Pour marquer le passage à la nouvelle année, deux Mauriciens vivant à Singapour, Eshvin Rutah, 30 ans, ingénieure, et Lavlesh Keenoo, 24ans, Senior Audit Associate, ont choisi de s’éloigner radicalement des célébrations urbaines. Pas de fête, pas de foule, pas de compte à rebours artificiel. Leur projet : rejoindre à pied le camp de base de l’Annapurna, au Népal, et accueillir 2026 au cœur de l’Himalaya. Une aventure hors normes, loin des zones de confort, au contact direct de la montagne.
Une organisation millimétrée avant l’inconnu
Le trek est confié à MTA Trekking, avec M. Rammit à la coordination. Fort de sa parfaite connaissance du terrain, il établit l’itinéraire, règle la logistique et transmet des consignes essentielles : gestion de l’effort, acclimatation progressive, hydratation, adaptation au froid et à l’altitude. L’équipement est complété chez Decathlon, garantissant vêtements thermiques, chaussures techniques et sacs de couchage capables d’affronter des températures négatives.
Le voyage prend une dimension spectaculaire lors du vol entre Katmandou et Pokhara. Par le hublot, les premiers sommets enneigés de l’Himalaya apparaissent, massifs, silencieux, presque irréels.
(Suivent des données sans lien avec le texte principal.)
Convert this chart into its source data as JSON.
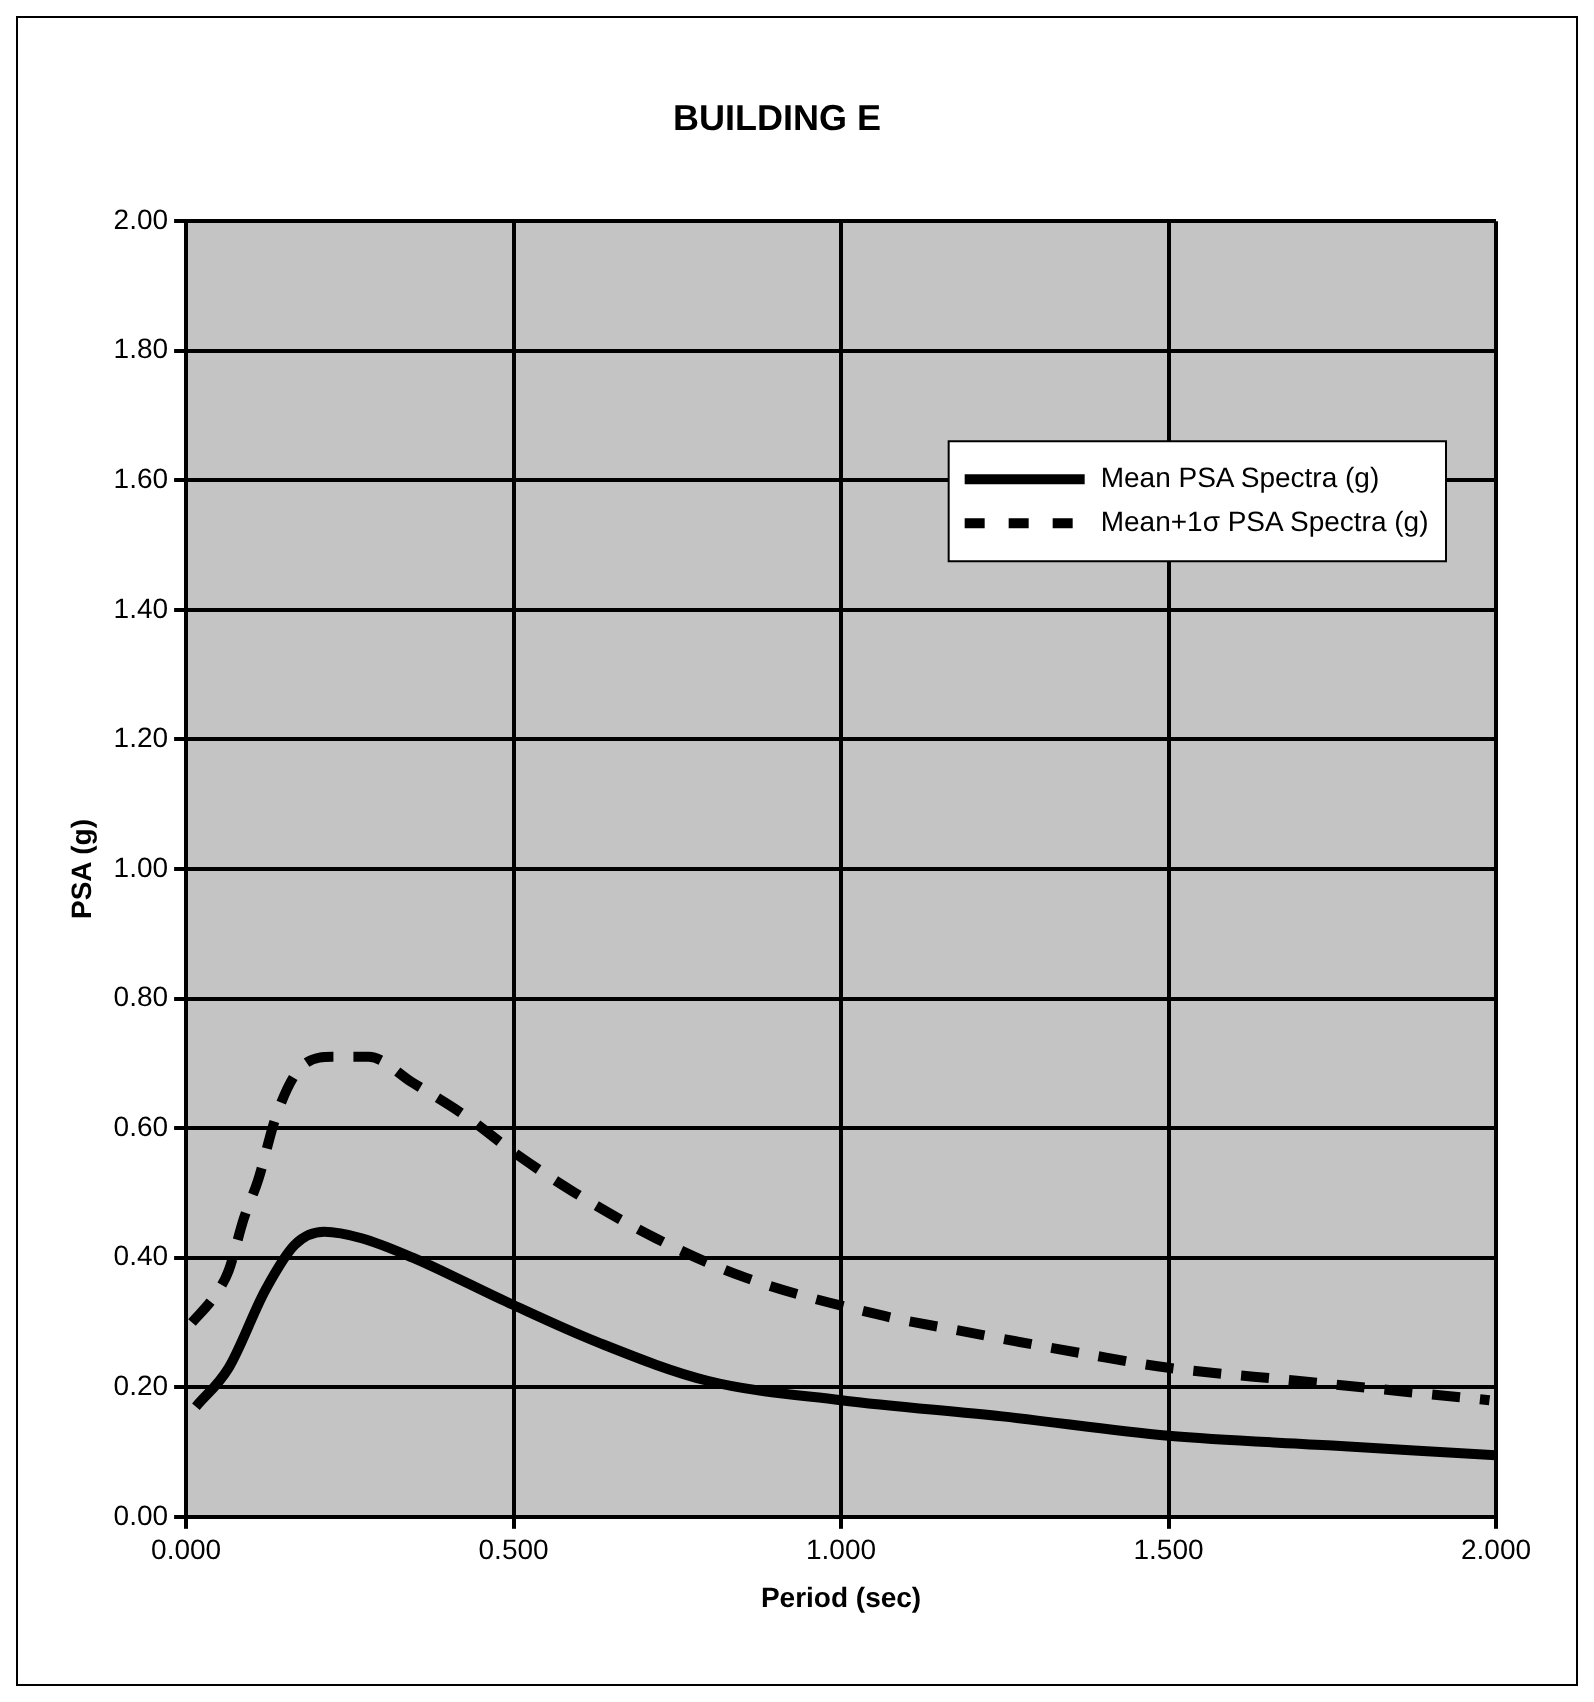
{
  "chart_data": {
    "type": "line",
    "title": "BUILDING E",
    "xlabel": "Period (sec)",
    "ylabel": "PSA (g)",
    "xlim": [
      0,
      2
    ],
    "xticks": [
      {
        "value": 0,
        "label": "0.000"
      },
      {
        "value": 0.5,
        "label": "0.500"
      },
      {
        "value": 1,
        "label": "1.000"
      },
      {
        "value": 1.5,
        "label": "1.500"
      },
      {
        "value": 2,
        "label": "2.000"
      }
    ],
    "ylim": [
      0,
      2
    ],
    "yticks": [
      {
        "value": 0,
        "label": "0.00"
      },
      {
        "value": 0.2,
        "label": "0.20"
      },
      {
        "value": 0.4,
        "label": "0.40"
      },
      {
        "value": 0.6,
        "label": "0.60"
      },
      {
        "value": 0.8,
        "label": "0.80"
      },
      {
        "value": 1,
        "label": "1.00"
      },
      {
        "value": 1.2,
        "label": "1.20"
      },
      {
        "value": 1.4,
        "label": "1.40"
      },
      {
        "value": 1.6,
        "label": "1.60"
      },
      {
        "value": 1.8,
        "label": "1.80"
      },
      {
        "value": 2,
        "label": "2.00"
      }
    ],
    "grid": true,
    "legend": "top right",
    "marker": "none",
    "series": [
      {
        "name": "Mean PSA Spectra (g)",
        "color": "#000000",
        "line_style": "solid",
        "x": [
          0.015,
          0.065,
          0.121,
          0.166,
          0.211,
          0.268,
          0.346,
          0.493,
          0.627,
          0.796,
          1.0,
          1.246,
          1.5,
          1.75,
          2.0
        ],
        "values": [
          0.17,
          0.23,
          0.35,
          0.42,
          0.44,
          0.43,
          0.4,
          0.33,
          0.27,
          0.21,
          0.18,
          0.155,
          0.125,
          0.11,
          0.095
        ]
      },
      {
        "name": "Mean+1σ PSA Spectra (g)",
        "color": "#000000",
        "line_style": "dashed",
        "x": [
          0.009,
          0.043,
          0.065,
          0.088,
          0.11,
          0.138,
          0.172,
          0.223,
          0.279,
          0.346,
          0.425,
          0.504,
          0.594,
          0.717,
          0.852,
          1.066,
          1.167,
          1.381,
          1.5,
          1.696,
          1.99
        ],
        "values": [
          0.3,
          0.34,
          0.38,
          0.46,
          0.52,
          0.62,
          0.69,
          0.71,
          0.71,
          0.67,
          0.62,
          0.56,
          0.5,
          0.43,
          0.37,
          0.31,
          0.29,
          0.25,
          0.23,
          0.21,
          0.18
        ]
      }
    ]
  }
}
À Pokhara, une jeep cahoteuse conduit jusqu’à Siwai–Jhinu Danda, point de départ du trek. La piste serpente au-dessus de vallées profondes, dévoilant un Népal rural et vertigineux. Sur la route, un renard roux traverse soudain devant le véhicule — premier signe que l’aventure commence.
La montagne impose ses règles
Dès les premières heures, le trek révèle sa rudesse. Une montée longue et raide mène à Chhomrong (2 170 m). Les muscles brûlent, la respiration devient courte, l’organisme doit apprendre à obéir à un nouveau rythme. La montagne impose ses lois : avancer lentement, faire des pauses régulières, écouter son corps.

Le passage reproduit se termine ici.